SUMENEP, 19 Agustus 2026 — Alokasi anggaran pembangunan kandang sapi senilai Rp1,5 Miliar di wilayah Kalikatak kini memunculkan kejanggalan serius. Program yang tujuannya untuk penguatan ketahanan pangan dan peternakan rakyat justru diselimuti ketidakjelasan, sementara dugaan pungutan liar yang melibatkan seorang anggota Dewan dari Partai Bulan Bintang semakin menguat.
KETIDAKJELASAN PROGRAM
Hingga saat ini, informasi terkait program pembangunan kandang sapi senilai Rp1,5 miliar tersebut masih sangat minim dan tidak transparan:
– Lokasi proyek belum jelas — Tidak ada kepastian lokasi pasti pembangunan kandang sapi, apakah di Desa Kalikatak atau wilayah lain;
– Penerima manfaat tidak diketahui — Belum ada daftar resmi kelompok tani/peternak yang berhak menerima manfaat program tersebut;
– Spesifikasi dan volume pekerjaan tidak transparan — Tidak dipublikasikan ukuran, kapasitas, maupun rincian biaya pembangunan kandang;
– Tidak ada sosialisasi kepada masyarakat — Warga dan calon penerima manfaat tidak mendapatkan penjelasan terkait program tersebut.
DUGAAN POKIR ANGGOTA DEWAN — BENTURAN KEPENTINGAN
Di tengah ketidakjelasan tersebut, muncul dugaan kuat bahwa anggaran senilai Rp1,5 miliar itu merupakan bagian dari Pokok-Pokok Pikiran (Pokir) seorang anggota Dewan Perwakilan Rakyat Daerah (DPRD) Kabupaten Sumenep dari fraksi Partai Bulan Bintang.
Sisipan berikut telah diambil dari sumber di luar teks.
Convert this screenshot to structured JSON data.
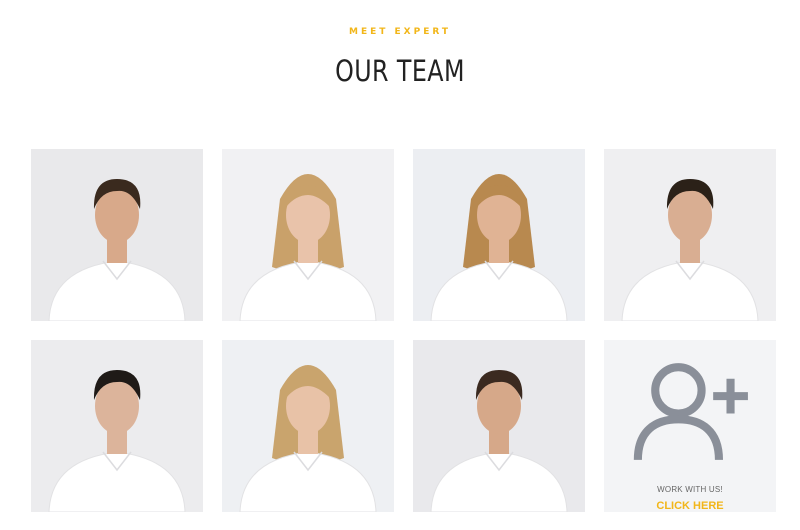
{
  "section": {
    "eyebrow": "MEET EXPERT",
    "title": "OUR TEAM"
  },
  "team": {
    "members": [
      {
        "photo_icon": "bearded-man-photo",
        "hair": "#3a2a1e",
        "skin": "#d8a98a",
        "bg": "#e9e9eb"
      },
      {
        "photo_icon": "blonde-woman-photo",
        "hair": "#c9a16a",
        "skin": "#e9c3aa",
        "bg": "#f1f1f3"
      },
      {
        "photo_icon": "wavy-hair-woman-photo",
        "hair": "#b8894f",
        "skin": "#e0b394",
        "bg": "#eceef2"
      },
      {
        "photo_icon": "tattooed-man-photo",
        "hair": "#2b2118",
        "skin": "#d9ae92",
        "bg": "#efeff1"
      },
      {
        "photo_icon": "pierced-man-photo",
        "hair": "#1f1a17",
        "skin": "#dcb49b",
        "bg": "#ececee"
      },
      {
        "photo_icon": "curly-blonde-woman-photo",
        "hair": "#c9a46d",
        "skin": "#e8c2a7",
        "bg": "#eef0f3"
      },
      {
        "photo_icon": "man-white-shirt-photo",
        "hair": "#3b2a20",
        "skin": "#d6a889",
        "bg": "#e9e9ec"
      }
    ]
  },
  "cta": {
    "icon": "add-user-icon",
    "label": "WORK WITH US!",
    "link": "CLICK HERE",
    "accent": "#f2b619"
  }
}
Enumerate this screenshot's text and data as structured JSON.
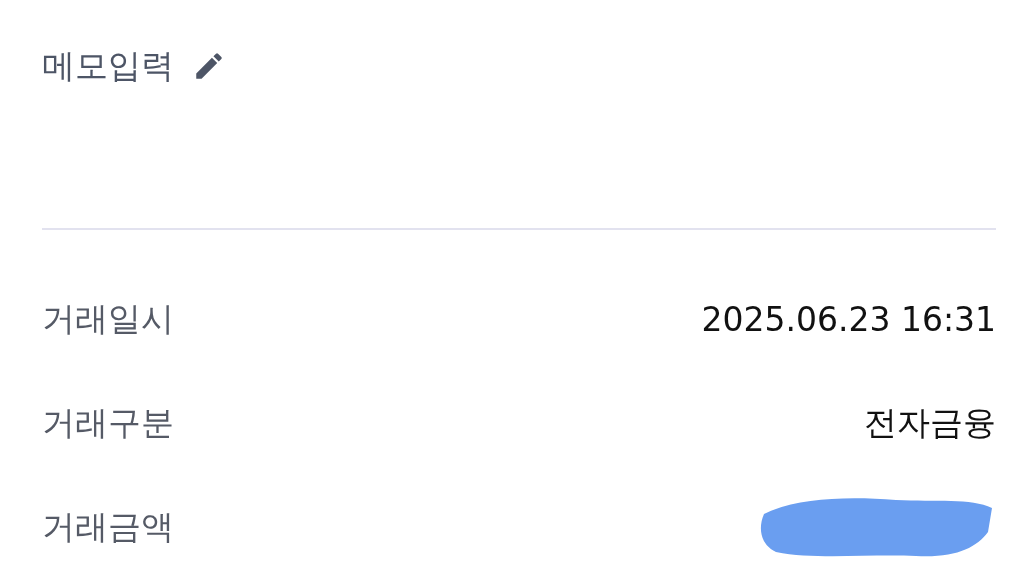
{
  "memo": {
    "label": "메모입력"
  },
  "details": [
    {
      "label": "거래일시",
      "kind": "text",
      "value": "2025.06.23 16:31"
    },
    {
      "label": "거래구분",
      "kind": "text",
      "value": "전자금융"
    },
    {
      "label": "거래금액",
      "kind": "redacted"
    }
  ]
}
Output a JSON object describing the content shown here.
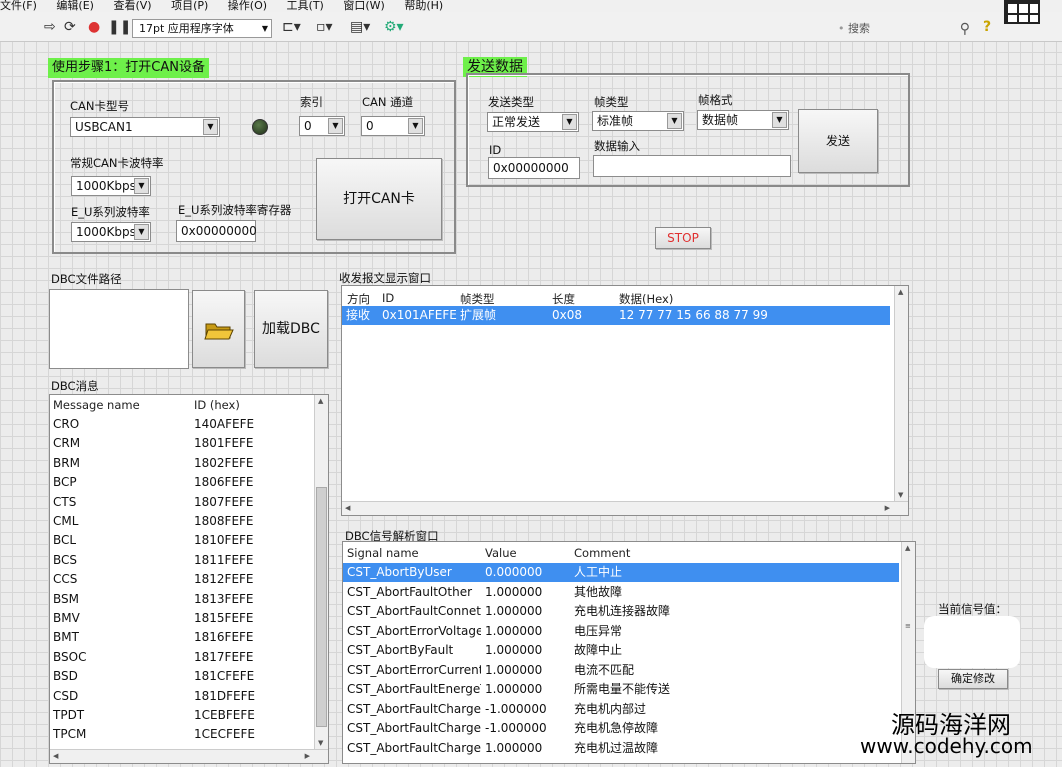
{
  "menu": [
    "文件(F)",
    "编辑(E)",
    "查看(V)",
    "项目(P)",
    "操作(O)",
    "工具(T)",
    "窗口(W)",
    "帮助(H)"
  ],
  "toolbar": {
    "font": "17pt 应用程序字体",
    "search_placeholder": "搜索"
  },
  "step1": {
    "title": "使用步骤1：打开CAN设备",
    "card_type_label": "CAN卡型号",
    "card_type_value": "USBCAN1",
    "index_label": "索引",
    "index_value": "0",
    "channel_label": "CAN 通道",
    "channel_value": "0",
    "baud_label": "常规CAN卡波特率",
    "baud_value": "1000Kbps",
    "eu_baud_label": "E_U系列波特率",
    "eu_baud_value": "1000Kbps",
    "eu_reg_label": "E_U系列波特率寄存器",
    "eu_reg_value": "0x00000000",
    "open_button": "打开CAN卡"
  },
  "send": {
    "title": "发送数据",
    "send_type_label": "发送类型",
    "send_type_value": "正常发送",
    "frame_type_label": "帧类型",
    "frame_type_value": "标准帧",
    "frame_format_label": "帧格式",
    "frame_format_value": "数据帧",
    "send_button": "发送",
    "id_label": "ID",
    "id_value": "0x00000000",
    "data_label": "数据输入",
    "data_value": ""
  },
  "stop_button": "STOP",
  "dbc_path": {
    "label": "DBC文件路径",
    "load_button": "加载DBC"
  },
  "msg_window": {
    "label": "收发报文显示窗口",
    "headers": [
      "方向",
      "ID",
      "帧类型",
      "长度",
      "数据(Hex)"
    ],
    "rows": [
      [
        "接收",
        "0x101AFEFE",
        "扩展帧",
        "0x08",
        "12 77 77 15 66 88 77 99"
      ]
    ]
  },
  "dbc_messages": {
    "label": "DBC消息",
    "headers": [
      "Message name",
      "ID (hex)"
    ],
    "rows": [
      [
        "CRO",
        "140AFEFE"
      ],
      [
        "CRM",
        "1801FEFE"
      ],
      [
        "BRM",
        "1802FEFE"
      ],
      [
        "BCP",
        "1806FEFE"
      ],
      [
        "CTS",
        "1807FEFE"
      ],
      [
        "CML",
        "1808FEFE"
      ],
      [
        "BCL",
        "1810FEFE"
      ],
      [
        "BCS",
        "1811FEFE"
      ],
      [
        "CCS",
        "1812FEFE"
      ],
      [
        "BSM",
        "1813FEFE"
      ],
      [
        "BMV",
        "1815FEFE"
      ],
      [
        "BMT",
        "1816FEFE"
      ],
      [
        "BSOC",
        "1817FEFE"
      ],
      [
        "BSD",
        "181CFEFE"
      ],
      [
        "CSD",
        "181DFEFE"
      ],
      [
        "TPDT",
        "1CEBFEFE"
      ],
      [
        "TPCM",
        "1CECFEFE"
      ]
    ]
  },
  "signal_window": {
    "label": "DBC信号解析窗口",
    "headers": [
      "Signal name",
      "Value",
      "Comment"
    ],
    "rows": [
      [
        "CST_AbortByUser",
        "0.000000",
        "人工中止"
      ],
      [
        "CST_AbortFaultOther",
        "1.000000",
        "其他故障"
      ],
      [
        "CST_AbortFaultConneto",
        "1.000000",
        "充电机连接器故障"
      ],
      [
        "CST_AbortErrorVoltage",
        "1.000000",
        "电压异常"
      ],
      [
        "CST_AbortByFault",
        "1.000000",
        "故障中止"
      ],
      [
        "CST_AbortErrorCurrent",
        "1.000000",
        "电流不匹配"
      ],
      [
        "CST_AbortFaultEnergeT",
        "1.000000",
        "所需电量不能传送"
      ],
      [
        "CST_AbortFaultCharger",
        "-1.000000",
        "充电机内部过"
      ],
      [
        "CST_AbortFaultCharger",
        "-1.000000",
        "充电机急停故障"
      ],
      [
        "CST_AbortFaultCharger",
        "1.000000",
        "充电机过温故障"
      ]
    ]
  },
  "current_signal": {
    "label": "当前信号值：",
    "confirm_button": "确定修改"
  },
  "watermark": {
    "line1": "源码海洋网",
    "line2": "www.codehy.com"
  }
}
Hal ini memunculkan kekhawatiran masyarakat terkait:
– Benturan kepentingan — Jika proyek tersebut menguntungkan pihak yang terkait langsung dengan penyusun usulan anggaran;
Nilai yang tidak wajar — Biaya pembangunan kandang sapi sebesar Rp1,5 miliar dinilai jauh di atas standar harga pasaran dan tidak masuk akal untuk skala kegiatan yang ditawarkan;
– Pungutan liar — Mencuatnya informasi adanya pungutan kepada calon penerima manfaat sebagai syarat mendapatkan bagian dari program tersebut.
KETUA MADAS SEDARAH SAMSU’DIN ALIAS JOKO MELENG SEGERA LAPOR Ke aparat penegak hukum (APH)
Menanggapi berbagai kejanggalan tersebut, Ketua Masyarakat Damai Sumenep (MADAS) Sedarah, Samsu’din yang akrab disapa Joko Meleng, menyatakan akan segera melayangkan surat laporan resmi kepada pihak berwenang.
“Kami tidak akan diam saja melihat anggaran rakyat senilai Rp1,5 miliar dipertanyakan kejelasannya. Jika ada unsur pungutan liar, benturan kepentingan, maupun ketidakwajaran harga, itu adalah pelanggaran yang harus dipertanggungjawabkan,” tegas Samsu’din.Surat laporan tersebut akan ditujukan kepada:
Inspektorat Kabupaten Sumenep — untuk pemeriksaan keuangan;
-Kejaksaan Negeri Sumenep — penelusuran dugaan kerugian negara;
– Dewan Perwakilan Rakyat Daerah Sumenep — klarifikasi terkait usulan Pokir anggota;
– Kepolisian — jika ditemukan unsur pidana.
📢 PERTANYAAN MENDESAK
Masyarakat menuntut kejelasan terkait:
1. Siapa yang mengusulkan dan siapa yang menentukan lokasi serta penerima manfaat program Rp1,5 miliar tersebut?
2. Mengapa nilai pembangunan kandang sapi mencapai Rp1,5 miliar, berapa unit kandang yang akan dibangun?
3. Apakah ada proses lelang/pemilihan penyedia jasa yang transparan?
4. Benarkah ada pungutan liar yang menjadi syarat penerimaan bantuan?
5. Mengapa hingga saat ini program tersebut belum disosialisasikan kepada masyarakat?
⚖️ CATATAN KEBERIMBANGAN
Pintu klarifikasi tetap terbuka lebar bagi pihak anggota Dewan, Dinas terkait, maupun penyelenggara program untuk memberikan penjelasan berbasis data dan fakta guna meluruskan informasi. Masyarakat berhak mengetahui ke mana perginya uang rakyat dan bagaimana ia digunakan.